Whenever this single player thing becomes playable I anticipate a huge influx of game streams of folks breaking the script in unexpected ways and the finely crafted 'experience' crashing face-first into a wall.
My favorite video game trope is "crisis freezes in time until an arbitrary threshold is passed."
Give a player agency and they'll spend the dramatic cut-scene in the bathroom trying to clip into a closed stall.
I'm here for it.
One further thought on Squadron 42: do we have any idea what the playtime of this game is going to be? if there was one weakness of the 'old' military shooters, it was the length of their campaigns.
From what I remember, and from what 'How Long To Beat' tells me, this was the land of the sub-10 hour experience, because campaigns tended to serve as extended tutorials for multiplayer.
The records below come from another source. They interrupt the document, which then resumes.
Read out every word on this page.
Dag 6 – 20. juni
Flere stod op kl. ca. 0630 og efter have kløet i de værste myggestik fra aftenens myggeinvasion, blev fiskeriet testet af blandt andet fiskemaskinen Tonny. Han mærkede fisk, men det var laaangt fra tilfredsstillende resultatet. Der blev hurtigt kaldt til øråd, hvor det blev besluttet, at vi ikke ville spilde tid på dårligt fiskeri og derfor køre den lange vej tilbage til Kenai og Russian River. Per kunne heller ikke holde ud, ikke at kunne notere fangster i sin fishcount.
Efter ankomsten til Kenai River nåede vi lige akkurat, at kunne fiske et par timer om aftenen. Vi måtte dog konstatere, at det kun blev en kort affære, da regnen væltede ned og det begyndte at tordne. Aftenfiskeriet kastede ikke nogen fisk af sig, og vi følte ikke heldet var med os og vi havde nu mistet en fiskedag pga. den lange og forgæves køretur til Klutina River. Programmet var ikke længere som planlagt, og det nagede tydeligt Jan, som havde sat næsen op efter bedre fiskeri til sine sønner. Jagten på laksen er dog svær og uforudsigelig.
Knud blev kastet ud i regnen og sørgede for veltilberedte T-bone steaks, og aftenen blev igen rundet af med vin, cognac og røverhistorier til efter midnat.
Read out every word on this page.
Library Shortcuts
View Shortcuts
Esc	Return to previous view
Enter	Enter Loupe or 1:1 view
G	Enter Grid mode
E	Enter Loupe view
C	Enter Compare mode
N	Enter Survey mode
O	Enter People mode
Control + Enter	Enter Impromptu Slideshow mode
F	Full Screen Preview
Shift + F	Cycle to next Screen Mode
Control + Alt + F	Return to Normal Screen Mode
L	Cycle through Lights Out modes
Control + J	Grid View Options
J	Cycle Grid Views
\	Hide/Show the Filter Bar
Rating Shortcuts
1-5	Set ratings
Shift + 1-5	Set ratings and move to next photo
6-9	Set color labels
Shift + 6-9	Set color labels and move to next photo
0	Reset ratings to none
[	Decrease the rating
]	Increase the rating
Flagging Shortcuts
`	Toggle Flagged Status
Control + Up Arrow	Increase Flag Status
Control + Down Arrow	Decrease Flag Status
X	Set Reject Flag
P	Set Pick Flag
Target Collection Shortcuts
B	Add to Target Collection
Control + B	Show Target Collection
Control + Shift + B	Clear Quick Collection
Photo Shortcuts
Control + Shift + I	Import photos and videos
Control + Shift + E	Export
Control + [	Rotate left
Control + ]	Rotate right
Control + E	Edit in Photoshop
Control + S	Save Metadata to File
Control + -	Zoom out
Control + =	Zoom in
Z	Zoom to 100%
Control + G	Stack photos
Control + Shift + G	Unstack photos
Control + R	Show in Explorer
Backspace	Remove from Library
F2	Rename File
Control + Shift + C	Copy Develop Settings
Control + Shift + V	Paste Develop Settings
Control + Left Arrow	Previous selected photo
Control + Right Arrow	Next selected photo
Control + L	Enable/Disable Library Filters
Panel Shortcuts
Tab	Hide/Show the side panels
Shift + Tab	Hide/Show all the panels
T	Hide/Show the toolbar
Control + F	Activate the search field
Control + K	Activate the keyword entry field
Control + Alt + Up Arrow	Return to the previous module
That world is now also long gone. I'm not sure that a, say, 9 hour campaign will cut the mustard with people that backed Star Citizen financially.
I wonder how much they paid Henry Cavill to use his likeness...
I wonder how much they paid Henry Cavill to use his likeness...
To quote myself from 4 years ago:
Roberts' movie making was basically all financed through tax loopholes, and hit the skids once the loophole was closed.
And so now he's got a new loophole: take your crowdfunding money pile intended for a game and make movies with it instead. Just make the movies loosely about the game and call it "marketing"!
Founding Cloud Imperium Games and getting started on what would be the Star Citizen Kickstarter was the very next thing Chris Roberts did after his movie studio was sold off.
Videos have been far and away the most steady and reliable deliverable of this project over this decade-plus of time.